26 de fevereiro de 2010 | 08h56

PARIS – Citei ontem, en passant, a exibição de ‘Terra em Transe’ na Cinemateca Francesa e emendei com a inclusão de ‘O Dragão da Maldade contra o Santo Guerreiro’, aliás, ‘Antônio das Mortes’, na retrospectiva de Berlim. Só depois, olhando o Pariscope, dei-me conta de que não são coisas isoladas. O Musée du Quai Branly, là ou dialoguent les cultures, onde dialogam as culturas, promove, desde quarta, o evento ‘Brasil, le Grand Mix’, com espetáculos de capoeira e noites à base de sonorités chaudes et metissées, com sonoridades quentes e mestiças. O Brasil esquenta o inverno parisiense. Legal.

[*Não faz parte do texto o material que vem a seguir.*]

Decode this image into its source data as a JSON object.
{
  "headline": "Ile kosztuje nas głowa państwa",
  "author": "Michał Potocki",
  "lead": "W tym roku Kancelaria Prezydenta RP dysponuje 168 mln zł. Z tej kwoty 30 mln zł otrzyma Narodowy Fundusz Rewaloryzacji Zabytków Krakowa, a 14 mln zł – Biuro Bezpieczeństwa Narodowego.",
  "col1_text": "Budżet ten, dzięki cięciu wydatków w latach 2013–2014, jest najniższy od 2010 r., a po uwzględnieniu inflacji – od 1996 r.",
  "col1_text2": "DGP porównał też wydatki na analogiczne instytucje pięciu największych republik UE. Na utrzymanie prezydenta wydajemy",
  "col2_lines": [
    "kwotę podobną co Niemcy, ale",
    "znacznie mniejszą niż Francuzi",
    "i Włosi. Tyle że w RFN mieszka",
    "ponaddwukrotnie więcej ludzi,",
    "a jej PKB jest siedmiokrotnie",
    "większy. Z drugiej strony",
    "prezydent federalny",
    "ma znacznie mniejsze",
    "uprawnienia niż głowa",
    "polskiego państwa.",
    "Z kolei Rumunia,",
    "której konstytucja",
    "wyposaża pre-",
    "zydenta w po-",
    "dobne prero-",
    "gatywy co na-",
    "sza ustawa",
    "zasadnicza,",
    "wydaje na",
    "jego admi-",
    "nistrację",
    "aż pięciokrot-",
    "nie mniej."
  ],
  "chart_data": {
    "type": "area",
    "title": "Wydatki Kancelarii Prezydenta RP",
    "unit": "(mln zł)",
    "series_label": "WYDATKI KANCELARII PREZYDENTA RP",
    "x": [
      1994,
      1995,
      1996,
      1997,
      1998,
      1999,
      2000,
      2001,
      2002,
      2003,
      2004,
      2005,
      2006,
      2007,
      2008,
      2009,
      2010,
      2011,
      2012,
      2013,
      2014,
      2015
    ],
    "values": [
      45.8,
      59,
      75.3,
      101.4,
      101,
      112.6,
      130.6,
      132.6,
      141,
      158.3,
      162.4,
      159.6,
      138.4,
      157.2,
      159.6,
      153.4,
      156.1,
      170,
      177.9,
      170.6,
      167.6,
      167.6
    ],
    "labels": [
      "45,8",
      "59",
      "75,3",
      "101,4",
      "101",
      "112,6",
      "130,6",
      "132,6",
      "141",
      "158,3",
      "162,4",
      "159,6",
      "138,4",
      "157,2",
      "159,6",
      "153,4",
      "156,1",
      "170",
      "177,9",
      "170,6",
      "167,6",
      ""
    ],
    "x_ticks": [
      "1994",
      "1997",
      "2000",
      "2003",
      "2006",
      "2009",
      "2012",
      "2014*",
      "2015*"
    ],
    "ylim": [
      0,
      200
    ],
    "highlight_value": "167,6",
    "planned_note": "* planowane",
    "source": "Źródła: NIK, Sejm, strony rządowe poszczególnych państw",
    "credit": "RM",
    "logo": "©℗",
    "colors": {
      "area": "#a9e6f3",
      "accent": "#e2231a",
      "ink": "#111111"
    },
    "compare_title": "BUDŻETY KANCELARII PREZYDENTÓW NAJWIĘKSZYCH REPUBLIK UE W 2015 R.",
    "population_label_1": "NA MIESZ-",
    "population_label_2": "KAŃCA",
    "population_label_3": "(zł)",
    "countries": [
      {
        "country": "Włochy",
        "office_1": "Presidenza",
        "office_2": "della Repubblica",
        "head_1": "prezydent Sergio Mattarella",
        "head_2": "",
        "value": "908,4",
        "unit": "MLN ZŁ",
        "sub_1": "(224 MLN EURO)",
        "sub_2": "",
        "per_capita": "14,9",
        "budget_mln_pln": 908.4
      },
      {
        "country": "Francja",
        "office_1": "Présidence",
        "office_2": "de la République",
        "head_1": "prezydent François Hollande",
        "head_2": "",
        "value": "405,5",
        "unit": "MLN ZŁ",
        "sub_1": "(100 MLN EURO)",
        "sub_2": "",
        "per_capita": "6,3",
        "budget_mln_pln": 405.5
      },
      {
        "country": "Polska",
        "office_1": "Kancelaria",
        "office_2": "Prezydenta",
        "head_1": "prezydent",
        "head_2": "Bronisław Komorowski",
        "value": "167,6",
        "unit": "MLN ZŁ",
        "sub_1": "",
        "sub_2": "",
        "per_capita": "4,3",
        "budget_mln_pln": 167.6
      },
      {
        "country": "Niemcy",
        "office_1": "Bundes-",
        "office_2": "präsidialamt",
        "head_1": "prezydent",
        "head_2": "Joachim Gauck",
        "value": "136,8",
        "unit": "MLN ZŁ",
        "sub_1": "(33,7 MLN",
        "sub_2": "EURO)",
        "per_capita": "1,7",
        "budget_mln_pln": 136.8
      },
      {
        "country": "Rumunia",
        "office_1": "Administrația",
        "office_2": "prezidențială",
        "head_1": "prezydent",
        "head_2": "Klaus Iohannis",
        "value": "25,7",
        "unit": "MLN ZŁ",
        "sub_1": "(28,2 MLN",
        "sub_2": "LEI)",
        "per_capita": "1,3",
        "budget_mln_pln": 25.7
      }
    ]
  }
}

Mudando o registro, havia-me esquecido de postar que, saindo de Berlim, na segunda-feira, estava no aeroporto (Tegel), tomando um café com Orlando Magarido, que seguia em outro vôo, quando o Orlando me perguntou – não é o Yamada? Era. O mestre japonês da série ‘É Triste Ser Homem’ mostrou, no encerramento da Berlinale, seu novo filme, ‘About Her Brother’, do qual gostei bastante, e espero que Leon Cakoff e Ilda Santiago o levem para a Mostra de São Paulo e para o Festival do Rio, porque vocês merecem vê-lo, também. Yamada recebeu um prêmio especial, a Berlinale Kamera. Ele lembrou que outro grande japonês, Kon Ichikawa, havia recebido o mesmo prêmio e o filme dele é a retomada de outro, com o mesmo título, que Ichikawa-san fez acho que nos anos 1950 (ou 60). Mas, enfim, Yamada, no aeroporto, era escoltado pelo pessoal da Berlinale. Não resisti e, impulsivamente, corri para ele e, chamando ‘Yamada-san’, me inclinei para saudar o grande diretor. Disse que Orlando e eu éramos jornalistas brasileiros e acrescentei que havíamos visto ‘About Her Brother’. A assessora traduziu, ele quis saber se eu havia gostado. Respondi que sim, muito. O velhinho se curvou para mim, em retribuição. Tão japonês, tão educado. Ele sorriu, aquele riso de entendimento. São momentos raros na vida da gente.